I’m very new to scripting in general and am slowly ploughing my way through the laborious bug-irradiation process. I’ve got to a situation where I’m recreating a scene in the Prelude of the NWN1 game where Ansel and Tabitha are practising Turn Undead. I’ve got the script working just fine one one computer: Ansel generates a skeleton and Tabitha uses Turn Undead to blow it up – rinse and repeat. Yet, when I transfer exactly the same code to another computer (both Alienwares of similar specs and using the same Windows 10 operating system) I get a different result. For example, this bit of script for Tabitha:
effect eBludg = EffectDamage(70, DAMAGE_TYPE_BLUDGEONING);
… gives enough umph via
ActionDoCommand(ApplyEffectToObject(DURATION_TYPE_INSTANT, eBludg, oTarget));
to explode the skeleton (oTarget) on one computer, but even set the EffectDamage number up to ridiculously high levels (100000000) the same Aurora compiler on the other computer refused for some unknown reason to explode the skeleton: the skeleton was just knocked down and then died. I’ve gone through both the code and settings on both computers and as far as I can tell everything’s identical. And now I find that when I tested the non-exploding Tabitha script again after turning my computer on this morning, I find that all of a sudden Aurora now does allow the skeleton to explode every time Tabitha uses her Turn Undead spell. I haven’t modified the script at all and now I’m getting a different result! What??

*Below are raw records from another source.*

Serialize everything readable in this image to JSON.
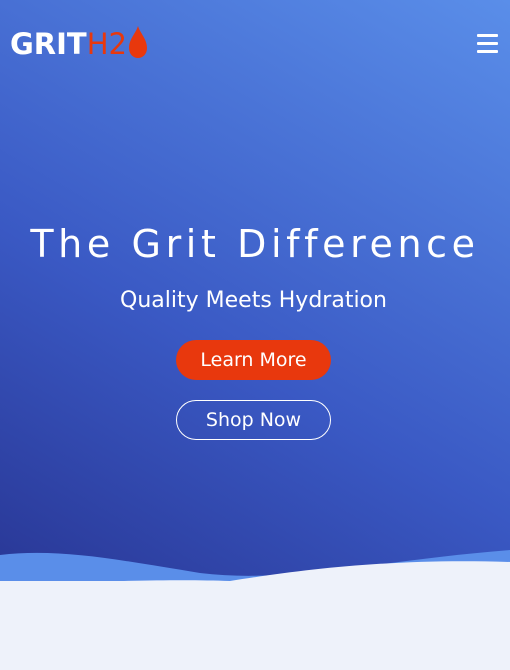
{
  "header": {
    "logo": {
      "grit": "GRIT",
      "h2": "H2"
    },
    "menu_icon": "hamburger-menu-icon"
  },
  "hero": {
    "title": "The Grit Difference",
    "subtitle": "Quality Meets Hydration",
    "learn_more_label": "Learn More",
    "shop_now_label": "Shop Now"
  },
  "colors": {
    "accent": "#e8380d",
    "hero_gradient_dark": "#283593",
    "hero_gradient_light": "#5a8ee9",
    "background": "#eef2fa",
    "text": "#ffffff"
  }
}
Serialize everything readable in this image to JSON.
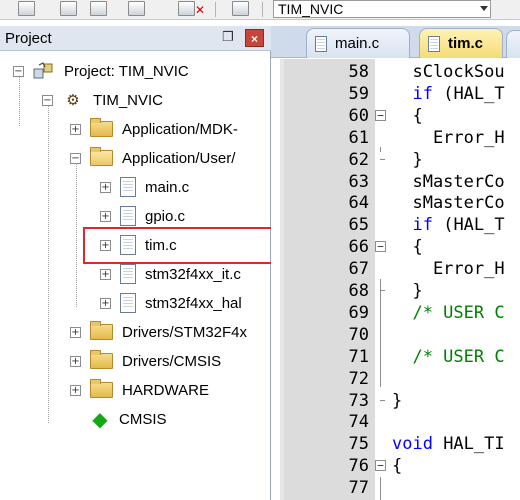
{
  "toolbar": {
    "target_name": "TIM_NVIC"
  },
  "project_panel": {
    "title": "Project",
    "pin_glyph": "❒",
    "close_glyph": "×",
    "tree": [
      {
        "label": "Project: TIM_NVIC",
        "icon": "project-icon",
        "expander": "−"
      },
      {
        "label": "TIM_NVIC",
        "icon": "target-icon",
        "expander": "−"
      },
      {
        "label": "Application/MDK-",
        "icon": "folder-icon",
        "expander": "+"
      },
      {
        "label": "Application/User/",
        "icon": "folder-open-icon",
        "expander": "−"
      },
      {
        "label": "main.c",
        "icon": "file-icon",
        "expander": "+"
      },
      {
        "label": "gpio.c",
        "icon": "file-icon",
        "expander": "+"
      },
      {
        "label": "tim.c",
        "icon": "file-icon",
        "expander": "+"
      },
      {
        "label": "stm32f4xx_it.c",
        "icon": "file-icon",
        "expander": "+"
      },
      {
        "label": "stm32f4xx_hal",
        "icon": "file-icon",
        "expander": "+"
      },
      {
        "label": "Drivers/STM32F4x",
        "icon": "folder-icon",
        "expander": "+"
      },
      {
        "label": "Drivers/CMSIS",
        "icon": "folder-icon",
        "expander": "+"
      },
      {
        "label": "HARDWARE",
        "icon": "folder-icon",
        "expander": "+"
      },
      {
        "label": "CMSIS",
        "icon": "cmsis-diamond-icon",
        "expander": ""
      }
    ]
  },
  "editor": {
    "tabs": [
      {
        "label": "main.c",
        "active": false
      },
      {
        "label": "tim.c",
        "active": true
      }
    ],
    "lines": [
      {
        "num": "58",
        "fold": "",
        "parts": [
          {
            "t": "  sClockSou",
            "c": ""
          }
        ]
      },
      {
        "num": "59",
        "fold": "",
        "parts": [
          {
            "t": "  ",
            "c": ""
          },
          {
            "t": "if",
            "c": "kw"
          },
          {
            "t": " (HAL_T",
            "c": ""
          }
        ]
      },
      {
        "num": "60",
        "fold": "−",
        "parts": [
          {
            "t": "  {",
            "c": ""
          }
        ]
      },
      {
        "num": "61",
        "fold": "",
        "parts": [
          {
            "t": "    Error_H",
            "c": ""
          }
        ]
      },
      {
        "num": "62",
        "fold": "end",
        "parts": [
          {
            "t": "  }",
            "c": ""
          }
        ]
      },
      {
        "num": "63",
        "fold": "",
        "parts": [
          {
            "t": "  sMasterCo",
            "c": ""
          }
        ]
      },
      {
        "num": "64",
        "fold": "",
        "parts": [
          {
            "t": "  sMasterCo",
            "c": ""
          }
        ]
      },
      {
        "num": "65",
        "fold": "",
        "parts": [
          {
            "t": "  ",
            "c": ""
          },
          {
            "t": "if",
            "c": "kw"
          },
          {
            "t": " (HAL_T",
            "c": ""
          }
        ]
      },
      {
        "num": "66",
        "fold": "−",
        "parts": [
          {
            "t": "  {",
            "c": ""
          }
        ]
      },
      {
        "num": "67",
        "fold": "",
        "parts": [
          {
            "t": "    Error_H",
            "c": ""
          }
        ]
      },
      {
        "num": "68",
        "fold": "end",
        "parts": [
          {
            "t": "  }",
            "c": ""
          }
        ]
      },
      {
        "num": "69",
        "fold": "",
        "parts": [
          {
            "t": "  /* USER C",
            "c": "cm"
          }
        ]
      },
      {
        "num": "70",
        "fold": "",
        "parts": [
          {
            "t": "",
            "c": ""
          }
        ]
      },
      {
        "num": "71",
        "fold": "",
        "parts": [
          {
            "t": "  /* USER C",
            "c": "cm"
          }
        ]
      },
      {
        "num": "72",
        "fold": "",
        "parts": [
          {
            "t": "",
            "c": ""
          }
        ]
      },
      {
        "num": "73",
        "fold": "end",
        "parts": [
          {
            "t": "}",
            "c": ""
          }
        ]
      },
      {
        "num": "74",
        "fold": "",
        "parts": [
          {
            "t": "",
            "c": ""
          }
        ]
      },
      {
        "num": "75",
        "fold": "",
        "parts": [
          {
            "t": "void",
            "c": "kw"
          },
          {
            "t": " HAL_TI",
            "c": ""
          }
        ]
      },
      {
        "num": "76",
        "fold": "−",
        "parts": [
          {
            "t": "{",
            "c": ""
          }
        ]
      },
      {
        "num": "77",
        "fold": "",
        "parts": [
          {
            "t": "",
            "c": ""
          }
        ]
      }
    ]
  }
}
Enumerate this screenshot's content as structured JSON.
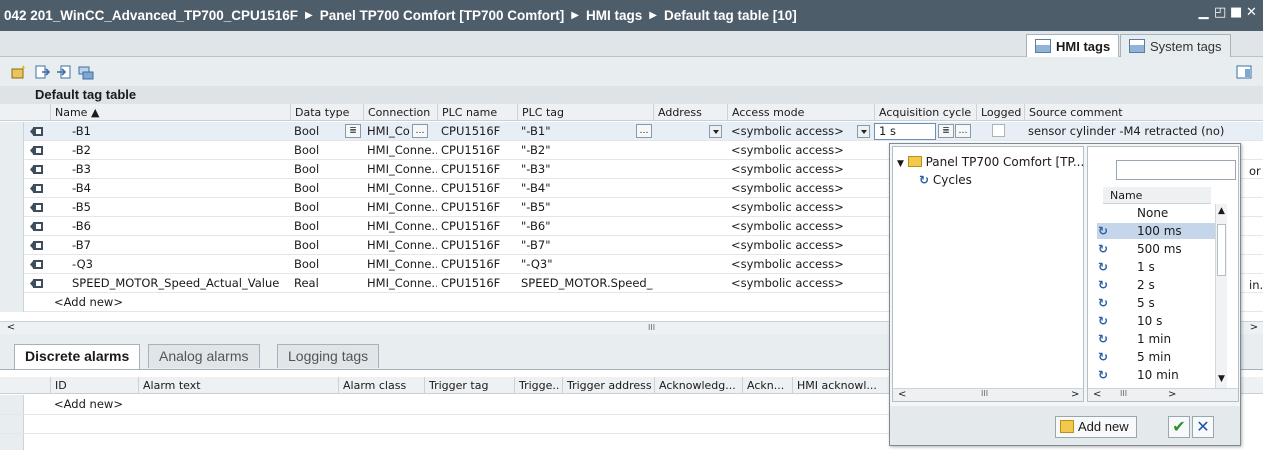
{
  "breadcrumb": [
    "042 201_WinCC_Advanced_TP700_CPU1516F",
    "Panel TP700 Comfort [TP700 Comfort]",
    "HMI tags",
    "Default tag table [10]"
  ],
  "top_tabs": {
    "hmi_tags": "HMI tags",
    "system_tags": "System tags"
  },
  "table": {
    "title": "Default tag table",
    "headers": {
      "name": "Name ▲",
      "datatype": "Data type",
      "connection": "Connection",
      "plcname": "PLC name",
      "plctag": "PLC tag",
      "address": "Address",
      "access": "Access mode",
      "acq": "Acquisition cycle",
      "logged": "Logged",
      "comment": "Source comment"
    },
    "rows": [
      {
        "name": "-B1",
        "datatype": "Bool",
        "connection": "HMI_Co",
        "plcname": "CPU1516F",
        "plctag": "\"-B1\"",
        "access": "<symbolic access>",
        "acq": "1 s",
        "comment": "sensor cylinder -M4 retracted (no)"
      },
      {
        "name": "-B2",
        "datatype": "Bool",
        "connection": "HMI_Conne..",
        "plcname": "CPU1516F",
        "plctag": "\"-B2\"",
        "access": "<symbolic access>"
      },
      {
        "name": "-B3",
        "datatype": "Bool",
        "connection": "HMI_Conne..",
        "plcname": "CPU1516F",
        "plctag": "\"-B3\"",
        "access": "<symbolic access>"
      },
      {
        "name": "-B4",
        "datatype": "Bool",
        "connection": "HMI_Conne..",
        "plcname": "CPU1516F",
        "plctag": "\"-B4\"",
        "access": "<symbolic access>"
      },
      {
        "name": "-B5",
        "datatype": "Bool",
        "connection": "HMI_Conne..",
        "plcname": "CPU1516F",
        "plctag": "\"-B5\"",
        "access": "<symbolic access>"
      },
      {
        "name": "-B6",
        "datatype": "Bool",
        "connection": "HMI_Conne..",
        "plcname": "CPU1516F",
        "plctag": "\"-B6\"",
        "access": "<symbolic access>"
      },
      {
        "name": "-B7",
        "datatype": "Bool",
        "connection": "HMI_Conne..",
        "plcname": "CPU1516F",
        "plctag": "\"-B7\"",
        "access": "<symbolic access>"
      },
      {
        "name": "-Q3",
        "datatype": "Bool",
        "connection": "HMI_Conne..",
        "plcname": "CPU1516F",
        "plctag": "\"-Q3\"",
        "access": "<symbolic access>"
      },
      {
        "name": "SPEED_MOTOR_Speed_Actual_Value",
        "datatype": "Real",
        "connection": "HMI_Conne..",
        "plcname": "CPU1516F",
        "plctag": "SPEED_MOTOR.Speed_",
        "access": "<symbolic access>"
      }
    ],
    "add_new": "<Add new>",
    "side_fragments": [
      "or",
      "in."
    ],
    "scroll_thumb": "III"
  },
  "bottom": {
    "tabs": [
      "Discrete alarms",
      "Analog alarms",
      "Logging tags"
    ],
    "headers": [
      "ID",
      "Alarm text",
      "Alarm class",
      "Trigger tag",
      "Trigge..",
      "Trigger address",
      "Acknowledg...",
      "Ackn...",
      "HMI acknowl..."
    ],
    "add_new": "<Add new>"
  },
  "popup": {
    "tree_root": "Panel TP700 Comfort [TP...",
    "tree_child": "Cycles",
    "list_header": "Name",
    "items": [
      "None",
      "100 ms",
      "500 ms",
      "1 s",
      "2 s",
      "5 s",
      "10 s",
      "1 min",
      "5 min",
      "10 min"
    ],
    "selected_index": 1,
    "add_new": "Add new",
    "scroll_thumb": "III"
  },
  "colors": {
    "titlebar": "#4e5d6a",
    "selection": "#c5d6ea",
    "ok": "#2f8f2f",
    "cancel": "#1b4fb3"
  }
}
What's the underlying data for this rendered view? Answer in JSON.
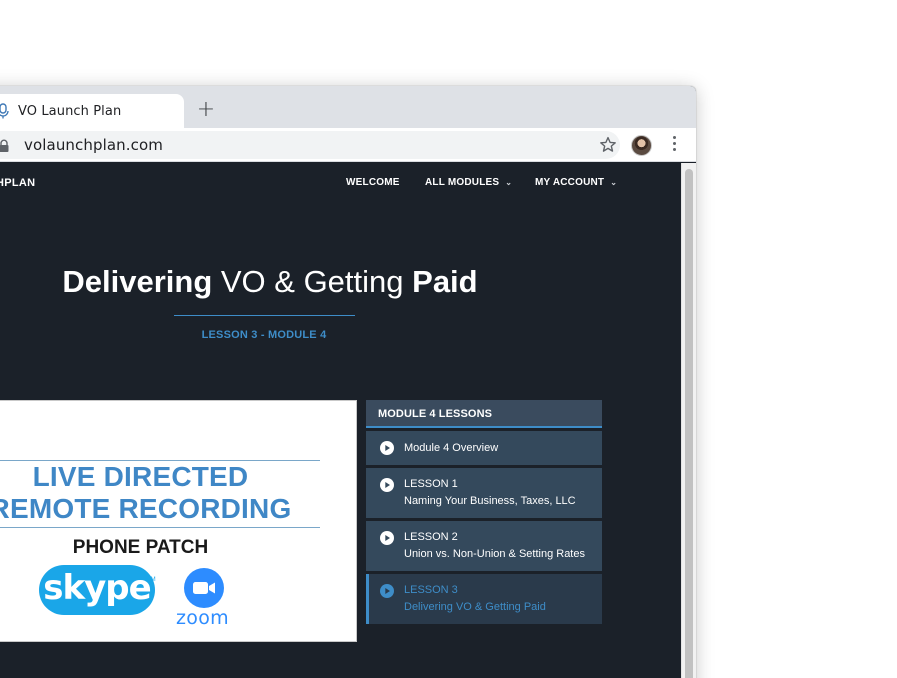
{
  "browser": {
    "tab_title": "VO Launch Plan",
    "new_tab": "+",
    "url": "volaunchplan.com"
  },
  "site": {
    "logo": "HPLAN",
    "nav": [
      {
        "label": "WELCOME"
      },
      {
        "label": "ALL MODULES",
        "chevron": "⌄"
      },
      {
        "label": "MY ACCOUNT",
        "chevron": "⌄"
      }
    ]
  },
  "hero": {
    "title_bold_1": "Delivering",
    "title_light": " VO & Getting ",
    "title_bold_2": "Paid",
    "subtitle": "LESSON 3 - MODULE 4"
  },
  "video": {
    "line1": "LIVE DIRECTED",
    "line2": "REMOTE RECORDING",
    "line3": "PHONE PATCH",
    "skype_label": "skype",
    "skype_tm": "TM",
    "zoom_label": "zoom"
  },
  "lessons": {
    "header": "MODULE 4 LESSONS",
    "items": [
      {
        "line1": "Module 4 Overview",
        "line2": ""
      },
      {
        "line1": "LESSON 1",
        "line2": "Naming Your Business, Taxes, LLC"
      },
      {
        "line1": "LESSON 2",
        "line2": "Union vs. Non-Union & Setting Rates"
      },
      {
        "line1": "LESSON 3",
        "line2": "Delivering VO & Getting Paid",
        "current": true
      }
    ]
  },
  "colors": {
    "accent": "#3e8dc8",
    "page_bg": "#1b2129",
    "panel": "#34495c"
  }
}
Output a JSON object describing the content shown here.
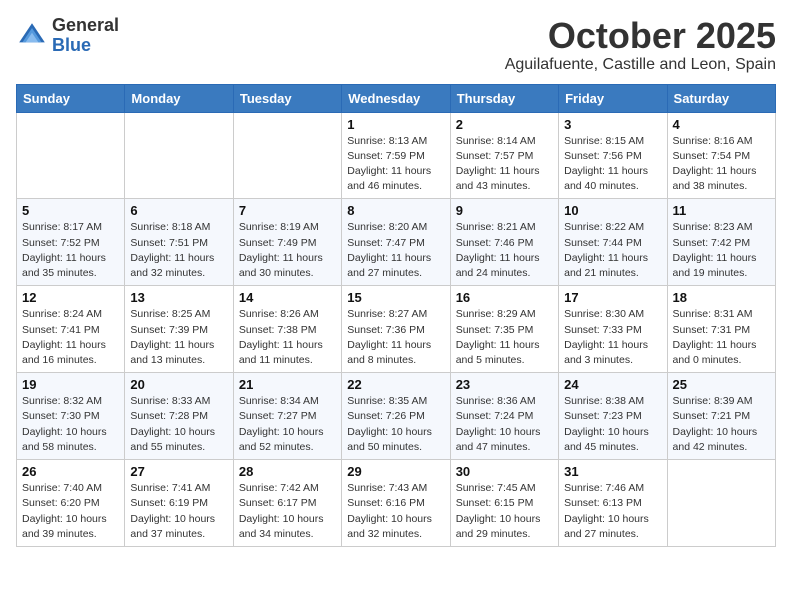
{
  "header": {
    "logo_general": "General",
    "logo_blue": "Blue",
    "month_title": "October 2025",
    "location": "Aguilafuente, Castille and Leon, Spain"
  },
  "days_of_week": [
    "Sunday",
    "Monday",
    "Tuesday",
    "Wednesday",
    "Thursday",
    "Friday",
    "Saturday"
  ],
  "weeks": [
    [
      {
        "day": "",
        "info": ""
      },
      {
        "day": "",
        "info": ""
      },
      {
        "day": "",
        "info": ""
      },
      {
        "day": "1",
        "info": "Sunrise: 8:13 AM\nSunset: 7:59 PM\nDaylight: 11 hours and 46 minutes."
      },
      {
        "day": "2",
        "info": "Sunrise: 8:14 AM\nSunset: 7:57 PM\nDaylight: 11 hours and 43 minutes."
      },
      {
        "day": "3",
        "info": "Sunrise: 8:15 AM\nSunset: 7:56 PM\nDaylight: 11 hours and 40 minutes."
      },
      {
        "day": "4",
        "info": "Sunrise: 8:16 AM\nSunset: 7:54 PM\nDaylight: 11 hours and 38 minutes."
      }
    ],
    [
      {
        "day": "5",
        "info": "Sunrise: 8:17 AM\nSunset: 7:52 PM\nDaylight: 11 hours and 35 minutes."
      },
      {
        "day": "6",
        "info": "Sunrise: 8:18 AM\nSunset: 7:51 PM\nDaylight: 11 hours and 32 minutes."
      },
      {
        "day": "7",
        "info": "Sunrise: 8:19 AM\nSunset: 7:49 PM\nDaylight: 11 hours and 30 minutes."
      },
      {
        "day": "8",
        "info": "Sunrise: 8:20 AM\nSunset: 7:47 PM\nDaylight: 11 hours and 27 minutes."
      },
      {
        "day": "9",
        "info": "Sunrise: 8:21 AM\nSunset: 7:46 PM\nDaylight: 11 hours and 24 minutes."
      },
      {
        "day": "10",
        "info": "Sunrise: 8:22 AM\nSunset: 7:44 PM\nDaylight: 11 hours and 21 minutes."
      },
      {
        "day": "11",
        "info": "Sunrise: 8:23 AM\nSunset: 7:42 PM\nDaylight: 11 hours and 19 minutes."
      }
    ],
    [
      {
        "day": "12",
        "info": "Sunrise: 8:24 AM\nSunset: 7:41 PM\nDaylight: 11 hours and 16 minutes."
      },
      {
        "day": "13",
        "info": "Sunrise: 8:25 AM\nSunset: 7:39 PM\nDaylight: 11 hours and 13 minutes."
      },
      {
        "day": "14",
        "info": "Sunrise: 8:26 AM\nSunset: 7:38 PM\nDaylight: 11 hours and 11 minutes."
      },
      {
        "day": "15",
        "info": "Sunrise: 8:27 AM\nSunset: 7:36 PM\nDaylight: 11 hours and 8 minutes."
      },
      {
        "day": "16",
        "info": "Sunrise: 8:29 AM\nSunset: 7:35 PM\nDaylight: 11 hours and 5 minutes."
      },
      {
        "day": "17",
        "info": "Sunrise: 8:30 AM\nSunset: 7:33 PM\nDaylight: 11 hours and 3 minutes."
      },
      {
        "day": "18",
        "info": "Sunrise: 8:31 AM\nSunset: 7:31 PM\nDaylight: 11 hours and 0 minutes."
      }
    ],
    [
      {
        "day": "19",
        "info": "Sunrise: 8:32 AM\nSunset: 7:30 PM\nDaylight: 10 hours and 58 minutes."
      },
      {
        "day": "20",
        "info": "Sunrise: 8:33 AM\nSunset: 7:28 PM\nDaylight: 10 hours and 55 minutes."
      },
      {
        "day": "21",
        "info": "Sunrise: 8:34 AM\nSunset: 7:27 PM\nDaylight: 10 hours and 52 minutes."
      },
      {
        "day": "22",
        "info": "Sunrise: 8:35 AM\nSunset: 7:26 PM\nDaylight: 10 hours and 50 minutes."
      },
      {
        "day": "23",
        "info": "Sunrise: 8:36 AM\nSunset: 7:24 PM\nDaylight: 10 hours and 47 minutes."
      },
      {
        "day": "24",
        "info": "Sunrise: 8:38 AM\nSunset: 7:23 PM\nDaylight: 10 hours and 45 minutes."
      },
      {
        "day": "25",
        "info": "Sunrise: 8:39 AM\nSunset: 7:21 PM\nDaylight: 10 hours and 42 minutes."
      }
    ],
    [
      {
        "day": "26",
        "info": "Sunrise: 7:40 AM\nSunset: 6:20 PM\nDaylight: 10 hours and 39 minutes."
      },
      {
        "day": "27",
        "info": "Sunrise: 7:41 AM\nSunset: 6:19 PM\nDaylight: 10 hours and 37 minutes."
      },
      {
        "day": "28",
        "info": "Sunrise: 7:42 AM\nSunset: 6:17 PM\nDaylight: 10 hours and 34 minutes."
      },
      {
        "day": "29",
        "info": "Sunrise: 7:43 AM\nSunset: 6:16 PM\nDaylight: 10 hours and 32 minutes."
      },
      {
        "day": "30",
        "info": "Sunrise: 7:45 AM\nSunset: 6:15 PM\nDaylight: 10 hours and 29 minutes."
      },
      {
        "day": "31",
        "info": "Sunrise: 7:46 AM\nSunset: 6:13 PM\nDaylight: 10 hours and 27 minutes."
      },
      {
        "day": "",
        "info": ""
      }
    ]
  ]
}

Other things I can’t understand: Why one custom-created character use Turn Undead only three times and another an indefinite number of times?
Why do some skeletons once killed generate a corpse after they die and others not? If you look at the original NWN games the skeletons Tabitha kills never regenerate a corpse, yet for every four or five skeletons Tabitha kills in my script (totally randomly) a corpse materialises into view. I have to use the DestroyObject function to get rid of it.
Any tips / advise would be appreciated. (I’ll give you my full code if you’d like to see it.)